Drug administration errors are a major safety concern in anesthesiology, as even routine cases can require administration of several high-risk medications. In this randomized controlled trial, a novel system for drug administration was evaluated in comparison with usual anesthesia practice. The new system was designed according to human factors engineering principles and included proven safety measures such as barcode medication administration. Although fewer overall errors occurred with the new system, the reduction in administration errors occurred only when barcoding was performed consistently and safety alerts were heeded. The anesthesia field has long been a leader in patient safety, and in fact, some of the earliest studies in the patient safety field evaluated the role of human factors in anesthesia medication administration errors.
Heard GC, Sanderson PM, Thomas RD. Anesthesia & Analgesia. 2011;114.
This survey found that anesthesiologists minimized the impact of attitudinal and emotional barriers on reporting unspecified adverse events, except for concerns about being blamed by colleagues. For specified events, the influence of perceived barriers was dependent on whether an error actually occurred.
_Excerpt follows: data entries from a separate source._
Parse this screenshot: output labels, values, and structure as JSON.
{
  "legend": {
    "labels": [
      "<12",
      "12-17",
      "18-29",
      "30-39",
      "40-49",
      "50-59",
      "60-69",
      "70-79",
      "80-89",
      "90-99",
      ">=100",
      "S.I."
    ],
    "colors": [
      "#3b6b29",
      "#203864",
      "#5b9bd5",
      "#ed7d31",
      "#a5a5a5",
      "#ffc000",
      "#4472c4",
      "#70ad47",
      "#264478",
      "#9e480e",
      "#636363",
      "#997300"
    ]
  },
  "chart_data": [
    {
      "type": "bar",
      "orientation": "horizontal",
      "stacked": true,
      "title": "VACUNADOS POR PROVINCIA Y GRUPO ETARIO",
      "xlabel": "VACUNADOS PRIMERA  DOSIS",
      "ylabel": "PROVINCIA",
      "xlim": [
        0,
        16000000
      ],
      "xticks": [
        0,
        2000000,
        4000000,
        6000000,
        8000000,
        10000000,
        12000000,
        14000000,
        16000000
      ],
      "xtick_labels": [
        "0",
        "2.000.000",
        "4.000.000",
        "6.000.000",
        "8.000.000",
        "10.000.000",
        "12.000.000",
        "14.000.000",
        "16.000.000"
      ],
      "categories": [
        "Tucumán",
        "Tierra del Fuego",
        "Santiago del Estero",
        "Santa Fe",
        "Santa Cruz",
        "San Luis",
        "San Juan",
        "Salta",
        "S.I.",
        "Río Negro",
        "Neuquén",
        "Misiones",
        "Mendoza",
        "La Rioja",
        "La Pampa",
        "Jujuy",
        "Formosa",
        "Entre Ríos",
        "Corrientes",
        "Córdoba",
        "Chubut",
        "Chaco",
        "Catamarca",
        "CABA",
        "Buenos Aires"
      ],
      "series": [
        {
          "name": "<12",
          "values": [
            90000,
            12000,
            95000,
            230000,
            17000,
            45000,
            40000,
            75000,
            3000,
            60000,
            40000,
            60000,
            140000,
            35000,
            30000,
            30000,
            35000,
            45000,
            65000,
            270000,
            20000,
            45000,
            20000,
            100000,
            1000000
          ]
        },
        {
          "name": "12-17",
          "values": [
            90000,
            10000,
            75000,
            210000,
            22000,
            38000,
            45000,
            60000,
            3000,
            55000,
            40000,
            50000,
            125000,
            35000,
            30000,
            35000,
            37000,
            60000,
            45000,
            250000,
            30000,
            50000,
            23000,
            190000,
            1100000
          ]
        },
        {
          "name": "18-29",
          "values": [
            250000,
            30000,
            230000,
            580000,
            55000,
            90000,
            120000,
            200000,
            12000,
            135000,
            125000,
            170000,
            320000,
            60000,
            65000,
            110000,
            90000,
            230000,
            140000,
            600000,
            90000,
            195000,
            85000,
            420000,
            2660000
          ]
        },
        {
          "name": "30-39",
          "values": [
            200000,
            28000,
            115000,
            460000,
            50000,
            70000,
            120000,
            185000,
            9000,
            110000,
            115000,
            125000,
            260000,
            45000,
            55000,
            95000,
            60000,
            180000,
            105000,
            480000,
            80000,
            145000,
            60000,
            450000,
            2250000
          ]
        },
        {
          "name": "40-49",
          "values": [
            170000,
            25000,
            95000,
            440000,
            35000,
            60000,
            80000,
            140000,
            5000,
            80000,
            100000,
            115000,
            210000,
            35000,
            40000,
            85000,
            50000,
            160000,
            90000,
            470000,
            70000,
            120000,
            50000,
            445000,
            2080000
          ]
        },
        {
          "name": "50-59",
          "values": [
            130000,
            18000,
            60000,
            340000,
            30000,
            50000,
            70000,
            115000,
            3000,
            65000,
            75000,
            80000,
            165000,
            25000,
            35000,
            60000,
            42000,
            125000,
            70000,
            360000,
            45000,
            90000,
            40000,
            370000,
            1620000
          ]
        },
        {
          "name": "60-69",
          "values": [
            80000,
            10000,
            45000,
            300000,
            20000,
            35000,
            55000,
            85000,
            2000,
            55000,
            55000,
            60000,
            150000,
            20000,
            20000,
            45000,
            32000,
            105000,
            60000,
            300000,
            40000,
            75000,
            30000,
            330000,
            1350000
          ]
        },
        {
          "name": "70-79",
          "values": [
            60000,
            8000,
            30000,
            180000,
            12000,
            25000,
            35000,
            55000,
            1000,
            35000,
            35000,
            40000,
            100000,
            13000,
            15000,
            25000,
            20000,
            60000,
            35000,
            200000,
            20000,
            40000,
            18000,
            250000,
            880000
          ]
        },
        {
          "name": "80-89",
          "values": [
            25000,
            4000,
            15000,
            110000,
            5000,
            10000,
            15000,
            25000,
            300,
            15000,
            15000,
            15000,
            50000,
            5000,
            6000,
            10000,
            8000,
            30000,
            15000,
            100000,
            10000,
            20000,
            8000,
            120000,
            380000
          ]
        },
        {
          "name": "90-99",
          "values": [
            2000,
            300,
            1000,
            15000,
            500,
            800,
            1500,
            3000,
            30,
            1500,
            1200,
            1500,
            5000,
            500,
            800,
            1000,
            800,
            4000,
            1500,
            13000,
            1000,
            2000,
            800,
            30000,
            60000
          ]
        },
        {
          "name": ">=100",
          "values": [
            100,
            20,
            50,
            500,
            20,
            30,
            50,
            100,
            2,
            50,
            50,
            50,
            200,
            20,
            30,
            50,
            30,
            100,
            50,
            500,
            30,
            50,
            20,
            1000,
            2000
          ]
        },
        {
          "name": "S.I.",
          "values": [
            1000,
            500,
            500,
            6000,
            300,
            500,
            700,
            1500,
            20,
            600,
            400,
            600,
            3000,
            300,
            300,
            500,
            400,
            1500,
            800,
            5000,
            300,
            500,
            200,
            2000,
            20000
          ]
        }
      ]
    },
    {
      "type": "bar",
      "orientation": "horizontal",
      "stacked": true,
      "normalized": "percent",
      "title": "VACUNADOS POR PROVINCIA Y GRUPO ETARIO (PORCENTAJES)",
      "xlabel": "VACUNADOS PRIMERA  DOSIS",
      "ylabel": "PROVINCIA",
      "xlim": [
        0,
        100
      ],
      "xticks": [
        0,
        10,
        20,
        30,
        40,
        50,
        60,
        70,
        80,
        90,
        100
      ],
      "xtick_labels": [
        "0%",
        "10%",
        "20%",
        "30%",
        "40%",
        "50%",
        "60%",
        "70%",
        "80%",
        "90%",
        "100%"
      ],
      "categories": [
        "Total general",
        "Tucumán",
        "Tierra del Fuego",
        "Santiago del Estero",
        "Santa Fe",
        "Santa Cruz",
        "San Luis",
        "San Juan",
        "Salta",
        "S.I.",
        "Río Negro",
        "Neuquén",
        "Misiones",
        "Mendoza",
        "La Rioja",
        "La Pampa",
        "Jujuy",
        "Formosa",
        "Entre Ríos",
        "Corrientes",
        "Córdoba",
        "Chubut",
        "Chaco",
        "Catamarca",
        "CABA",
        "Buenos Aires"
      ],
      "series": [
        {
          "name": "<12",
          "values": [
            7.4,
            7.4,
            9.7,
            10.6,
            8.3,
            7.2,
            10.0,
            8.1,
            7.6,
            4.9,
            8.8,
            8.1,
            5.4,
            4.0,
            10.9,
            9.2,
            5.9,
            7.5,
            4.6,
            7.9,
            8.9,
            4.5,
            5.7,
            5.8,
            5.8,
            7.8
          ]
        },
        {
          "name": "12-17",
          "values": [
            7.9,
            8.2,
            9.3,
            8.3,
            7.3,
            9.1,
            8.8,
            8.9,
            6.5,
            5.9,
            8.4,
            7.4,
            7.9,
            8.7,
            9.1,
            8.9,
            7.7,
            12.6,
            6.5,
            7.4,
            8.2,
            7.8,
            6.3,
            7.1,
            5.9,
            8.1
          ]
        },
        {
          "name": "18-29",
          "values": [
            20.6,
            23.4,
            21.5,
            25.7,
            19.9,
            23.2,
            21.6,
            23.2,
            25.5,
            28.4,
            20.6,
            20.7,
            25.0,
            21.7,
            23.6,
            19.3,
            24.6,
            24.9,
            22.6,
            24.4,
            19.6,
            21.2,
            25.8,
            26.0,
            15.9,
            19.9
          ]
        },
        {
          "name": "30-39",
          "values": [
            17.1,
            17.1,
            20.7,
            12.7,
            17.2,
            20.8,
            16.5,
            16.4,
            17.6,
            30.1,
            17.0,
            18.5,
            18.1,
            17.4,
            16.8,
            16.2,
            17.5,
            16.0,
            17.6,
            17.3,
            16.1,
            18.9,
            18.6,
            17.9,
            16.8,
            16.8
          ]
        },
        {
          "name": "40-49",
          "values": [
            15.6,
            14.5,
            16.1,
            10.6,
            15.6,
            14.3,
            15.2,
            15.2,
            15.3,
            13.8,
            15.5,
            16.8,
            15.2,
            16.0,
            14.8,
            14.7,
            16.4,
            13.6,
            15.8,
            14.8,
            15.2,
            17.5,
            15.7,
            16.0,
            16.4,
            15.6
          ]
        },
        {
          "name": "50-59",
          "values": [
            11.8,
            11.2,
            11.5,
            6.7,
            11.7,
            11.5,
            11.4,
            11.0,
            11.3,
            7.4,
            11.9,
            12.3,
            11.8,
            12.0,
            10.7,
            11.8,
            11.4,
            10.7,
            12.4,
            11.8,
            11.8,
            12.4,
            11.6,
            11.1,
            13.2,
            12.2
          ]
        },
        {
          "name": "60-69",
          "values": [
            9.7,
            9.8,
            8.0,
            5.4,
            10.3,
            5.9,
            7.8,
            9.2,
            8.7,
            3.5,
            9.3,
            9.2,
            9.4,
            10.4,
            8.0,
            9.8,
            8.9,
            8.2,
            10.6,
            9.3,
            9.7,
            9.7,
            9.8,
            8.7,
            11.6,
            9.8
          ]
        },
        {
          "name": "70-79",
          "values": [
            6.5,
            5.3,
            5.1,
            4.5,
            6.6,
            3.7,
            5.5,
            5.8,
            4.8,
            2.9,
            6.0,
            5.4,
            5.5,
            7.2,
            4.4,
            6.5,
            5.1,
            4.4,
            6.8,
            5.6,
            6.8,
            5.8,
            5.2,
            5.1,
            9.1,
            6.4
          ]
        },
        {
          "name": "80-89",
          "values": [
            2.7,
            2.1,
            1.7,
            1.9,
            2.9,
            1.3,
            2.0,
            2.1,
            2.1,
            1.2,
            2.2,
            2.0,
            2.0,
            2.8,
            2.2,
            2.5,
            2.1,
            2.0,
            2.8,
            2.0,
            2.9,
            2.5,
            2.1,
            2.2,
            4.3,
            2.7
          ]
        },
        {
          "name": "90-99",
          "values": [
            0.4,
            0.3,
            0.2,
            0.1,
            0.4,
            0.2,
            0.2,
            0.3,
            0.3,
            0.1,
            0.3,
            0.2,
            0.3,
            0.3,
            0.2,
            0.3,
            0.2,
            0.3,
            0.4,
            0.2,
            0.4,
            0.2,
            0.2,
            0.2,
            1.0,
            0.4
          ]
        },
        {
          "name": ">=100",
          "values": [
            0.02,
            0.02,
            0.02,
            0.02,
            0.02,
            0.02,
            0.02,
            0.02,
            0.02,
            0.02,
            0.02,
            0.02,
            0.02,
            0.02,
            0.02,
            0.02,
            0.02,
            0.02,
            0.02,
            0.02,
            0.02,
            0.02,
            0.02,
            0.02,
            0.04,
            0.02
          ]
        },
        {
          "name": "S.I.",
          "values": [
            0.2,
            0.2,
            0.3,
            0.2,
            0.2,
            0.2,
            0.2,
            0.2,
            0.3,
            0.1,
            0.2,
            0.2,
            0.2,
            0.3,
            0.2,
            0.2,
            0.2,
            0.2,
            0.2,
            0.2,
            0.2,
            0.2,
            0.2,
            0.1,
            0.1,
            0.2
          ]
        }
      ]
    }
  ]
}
World Health Organization.
This initiative provides a surgical safety checklist and related educational and training materials building on the Second Global Patient Safety Challenge vision to encourage international adoption of a core set of safety standards. Implementation of this World Health Organization’s checklist has resulted in dramatic reductions in surgical mortality and complications across diverse international hospitals. Surgical checklists have now become one of the clearest success stories in the patient safety movement, although some have described challenges to effective implementation. Dr. Atul Gawande discussed the history of checklists as a quality and safety tool in his book, The Checklist Manifesto: How to Get Things Right.